We often use warm and cool tones when painting flesh. The artist's general rule is warm light - cool shadows
and cool light - warm shadows. This is an artificial rule often used by professionals to give vibrancy to a
painting. Note the cool bluish greys in the facial shadows below.

Goya

OK, let's get specific for the anglo-saxon or white european. Forgetting the light source rose madder was the
color the masters used for the cheeks of their feminine subjects. Yellow ochre, the siennas and the umbers were
the base and ultramarine was usually the blue. The rest is just modulated tone. These were all mostly all
inexpensive pigments. Today rose madder is often repalced by a colorfast alternative. This same formula can be
applied to the darker skinned - but with the absence of most of the red hues - a little blue added to the highlights
will also assist.

Blood is red. Hold your hand before a powerful light and what do you see?

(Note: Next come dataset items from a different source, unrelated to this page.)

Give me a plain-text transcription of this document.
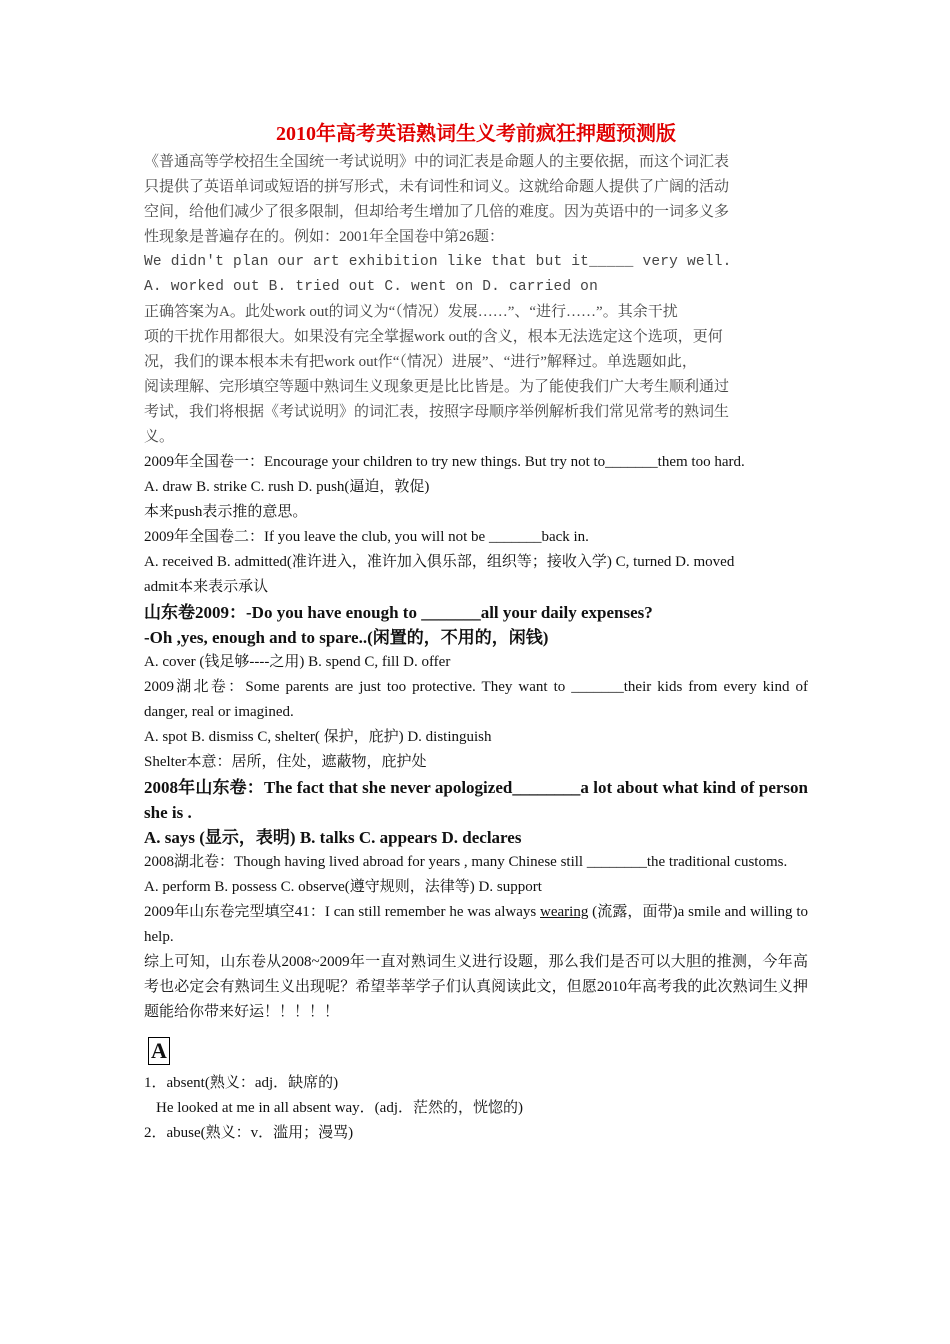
2010年高考英语熟词生义考前疯狂押题预测版
《普通高等学校招生全国统一考试说明》中的词汇表是命题人的主要依据，而这个词汇表
只提供了英语单词或短语的拼写形式，未有词性和词义。这就给命题人提供了广阔的活动
空间，给他们减少了很多限制，但却给考生增加了几倍的难度。因为英语中的一词多义多
性现象是普遍存在的。例如：2001年全国卷中第26题：
We didn't plan our art exhibition like that but it_____ very well.
A. worked out B. tried out C. went on D. carried on
正确答案为A。此处work out的词义为“（情况）发展……”、“进行……”。其余干扰
项的干扰作用都很大。如果没有完全掌握work out的含义，根本无法选定这个选项，更何
况，我们的课本根本未有把work out作“（情况）进展”、“进行”解释过。单选题如此，
阅读理解、完形填空等题中熟词生义现象更是比比皆是。为了能使我们广大考生顺利通过
考试，我们将根据《考试说明》的词汇表，按照字母顺序举例解析我们常见常考的熟词生
义。
2009年全国卷一：Encourage your children to try new things. But try not to_______them too hard.
A. draw B. strike C. rush D. push(逼迫，敦促)
本来push表示推的意思。
2009年全国卷二：If you leave the club, you will not be _______back in.
A. received B. admitted(准许进入，准许加入俱乐部，组织等；接收入学) C, turned D. moved
admit本来表示承认
山东卷2009：-Do you have enough to _______all your daily expenses?
-Oh ,yes, enough and to spare..(闲置的，不用的，闲钱)
A. cover (钱足够----之用) B. spend C, fill D. offer
2009湖北卷：Some parents are just too protective. They want to _______their kids from every kind of danger, real or imagined.
A. spot B. dismiss C, shelter( 保护，庇护) D. distinguish
Shelter本意：居所，住处，遮蔽物，庇护处
2008年山东卷：The fact that she never apologized________a lot about what kind of person she is .
A. says (显示，表明) B. talks C. appears D. declares
2008湖北卷：Though having lived abroad for years , many Chinese still ________the traditional customs.
A. perform B. possess C. observe(遵守规则，法律等) D. support
2009年山东卷完型填空41：I can still remember he was always wearing (流露，面带)a smile and willing to help.
综上可知，山东卷从2008~2009年一直对熟词生义进行设题，那么我们是否可以大胆的推测，今年高考也必定会有熟词生义出现呢？希望莘莘学子们认真阅读此文，但愿2010年高考我的此次熟词生义押题能给你带来好运！！！！！
A
1．absent(熟义：adj．缺席的)
He looked at me in all absent way．(adj．茫然的，恍惚的)
2．abuse(熟义：v．滥用；漫骂)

You see a deep glowing cadmium
red. A bruise is blue. It is the rupture of blood vessels that turn the captured un-oxygenated blood blue. Both
effects are beneath the epidermis which in pale skin is more transparent in the European than in the African.
Technically the red 'blush' of the cheeks or elsewhere is the red of oxygenated blood under a semi-transparent
layer of skin (epidermis). Very rarely does the artist have an opportunity to use this effect. I did once. I painted
a picture where the hand of the subject was directly in the way of the sun. I made the outline white, the
secondary outline a bright red and quietly darkened the center (much like a sunset). It created a powerful effect
and became the focal point of the painting. So much so I was enticed to forget about everything else. Dear oh
dear! One for me and not the client. I must admit the client liked it also and kept it - and I agreed! Professional
stupidity in many ways but at the time I needed the money.